Example PR: **Add OCRBench** ([#91](https://github.com/open-compass/VLMEvalKit/pull/91/files))
Example PR: **Math-Vision Benchmark** ([#292](https://github.com/open-compass/VLMEvalKit/pull/292/files))

Currently, we organize a benchmark as one single TSV file. During inference, the data file will be automatically downloaded to `$LMUData` (default path is `$HOME/LMUData`, if not set explicitly). All existing benchmark TSV files are handled by `TSVDataset` implemented in `vlmeval/utils/dataset_config.py`.
In VLMEvalKit, benchmarks are organized as dataset classes. When you try to implement a new benchmark, you can either reuse existing dataset classes (*e.g.*, You can reuse `ImageMCQDataset` when implementing a new multi-choice benchmark), or support a new dataset class. Each dataset must have the following two member functions (either reuse the one of the parent class or implement your own):

- `build_prompt(self, line)`: The function input `line` is an integer (the sample index) or a `pd.Series` object (the raw record of the sample). The function outputs a `multi-modal message`, serving as the input of an MLLM. The `multi-modal message` is an interleaved list of multi-modal messages adopting the following format (the example includes an image and a text message): `[dict(type='image', value=IMAGE_PTH), dict(type='text', value=prompt)]`.
- `evaluate(self, eval_file, **judge_kwargs)`: The function input `eval_file` is the MLLM prediction (typically in `.xlsx` format). If the benchmark requires an external LLM (typically GPT) for evaluation, then `judge_kwargs` can pass the arguments for the LLM. The function outputs the benchmark evaluation results (metrics) in the form of `dict` or `pd.DataFrame`.
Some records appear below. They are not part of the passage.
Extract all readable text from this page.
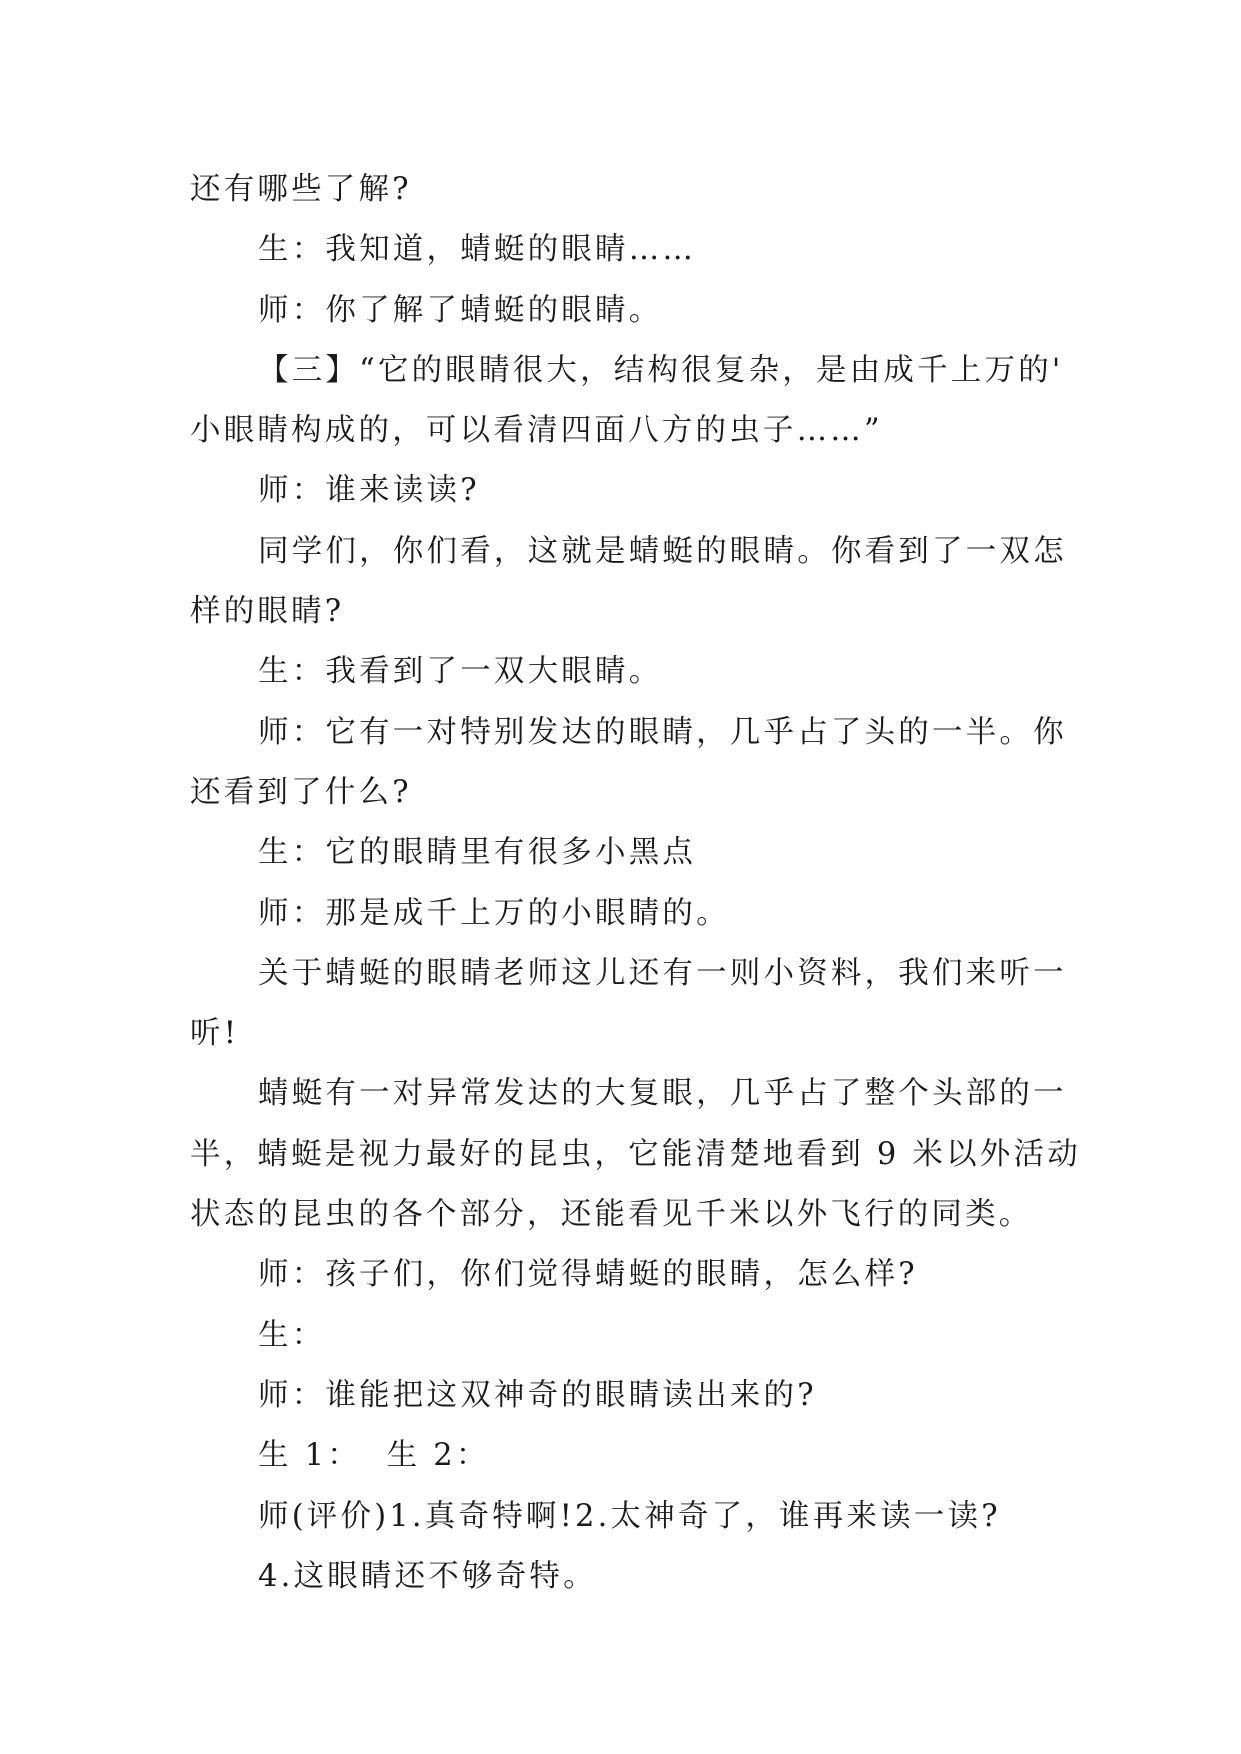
还有哪些了解?
生：我知道，蜻蜓的眼睛……
师：你了解了蜻蜓的眼睛。
【三】“它的眼睛很大，结构很复杂，是由成千上万的'
小眼睛构成的，可以看清四面八方的虫子……”
师：谁来读读?
同学们，你们看，这就是蜻蜓的眼睛。你看到了一双怎
样的眼睛?
生：我看到了一双大眼睛。
师：它有一对特别发达的眼睛，几乎占了头的一半。你
还看到了什么?
生：它的眼睛里有很多小黑点
师：那是成千上万的小眼睛的。
关于蜻蜓的眼睛老师这儿还有一则小资料，我们来听一
听!
蜻蜓有一对异常发达的大复眼，几乎占了整个头部的一
半，蜻蜓是视力最好的昆虫，它能清楚地看到 9 米以外活动
状态的昆虫的各个部分，还能看见千米以外飞行的同类。
师：孩子们，你们觉得蜻蜓的眼睛，怎么样?
生：
师：谁能把这双神奇的眼睛读出来的?
生 1：  生 2：
师(评价)1.真奇特啊!2.太神奇了，谁再来读一读?
4.这眼睛还不够奇特。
We then brief the typical steps to implement a new benchmark under VLMEvalKit:

### 1. Prepare your benchmark tsv file

Currently, we organize a benchmark as one single TSV file. During inference, the data file will be automatically downloaded from the definited `DATASET_URL` link to `$LMUData` file (default path is `$HOME/LMUData`, if not set explicitly). You can upload the prepared TSV file to a downloadable address (e.g., Huggingface) or send it to us at <[email protected]>. We will assist in uploading the dataset to the server. You can also customize `LMUData` path in the environment variable `LMUData=/path/to/your/data`.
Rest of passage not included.